Understanding ‘Daylighting’ in Architecture

Daylighting in Architecture

Daylighting in ArchitectureLook at several of the world’s most modern buildings and you’ll likely notice something. A good number of them seem to be airy on the inside. The buildings are showered in copious amounts of natural light, which greatly illuminates lobbies, offices, and even elevator shafts. Some buildings even require little artificial lighting except during night time.

If you noticed, then you see the effects of daylighting. The more frequent application of this recently popular architectural concept has seen glass manufacturers experience a business boom. You can also include companies such as Active Metal with their frameless glass balustrades. Are there merits to this design principle, however, beyond just allowing more natural light to shine through?

Daylighting Defined

Daylighting denotes the use of either brilliant sunlight or muted overcast light to support the visual demand of a building’s occupants. A daylit space, according to purists, is one which uses natural light as a primary light source during daytime. Its purpose is to create a sense of visual and thermal comfort within a space, while also connecting the latter to the outside world. Or simple people will just define such as a room with a view.
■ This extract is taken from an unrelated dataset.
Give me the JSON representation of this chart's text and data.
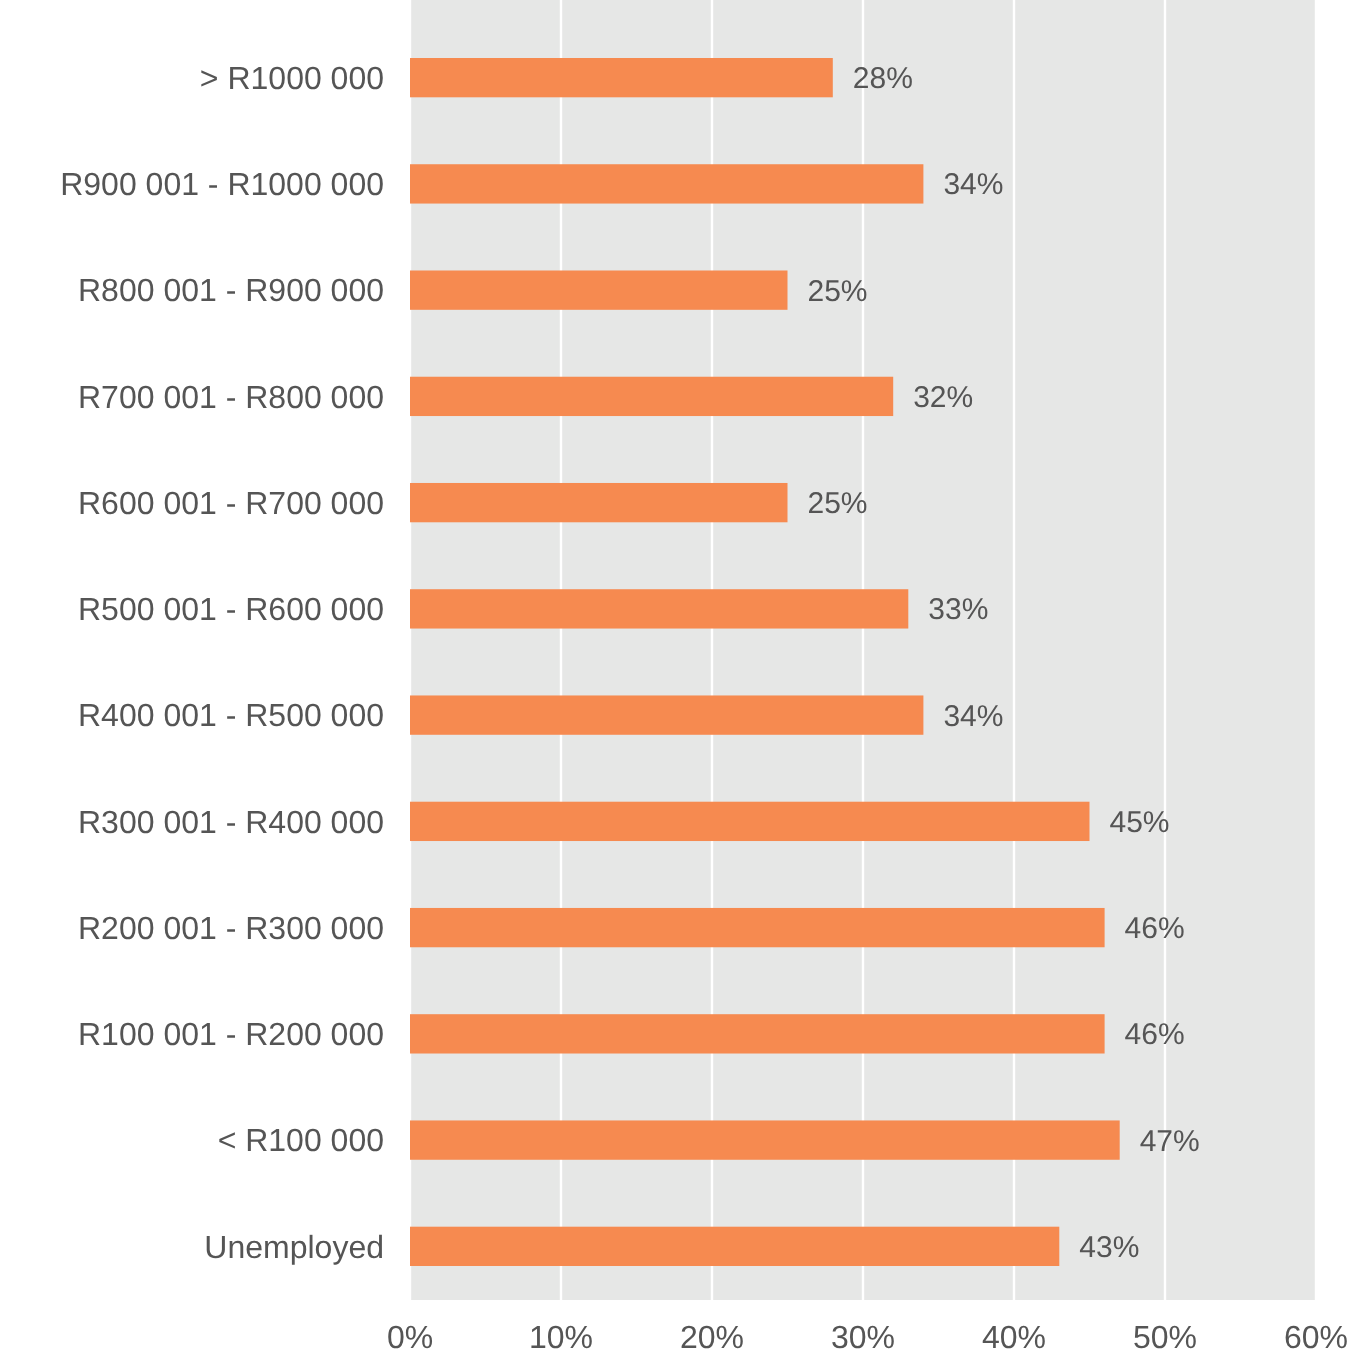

Duncan McLeod and his firm use natural light as a focal point for their designs. His company’s architects design buildings with the intent of making natural light bounce off of different surfaces, primarily to invoke a sense of space. In turn, he claims that such a sensation facilitates positivity in the minds of the building’s occupants.

Doing It Properly

There is a risk of overdoing it with daylighting. Proper design involves the balancing of heat gain and loss, glare control, and daylight availability fluctuations. Designers would not want to create a space that’s swamped with bright light and is heated up in the process. Therefore, successful daylighting also requires the ingenious usage of shading installations to minimise glare. All of these efforts point to daylighting’s obvious advantage in the energy savings department.

Architects are adopting daylighting principles more often. They are also incorporating it in existing buildings, which is good news for the world. Maybe there will come a time when every building you enter is excellently illuminated by natural light.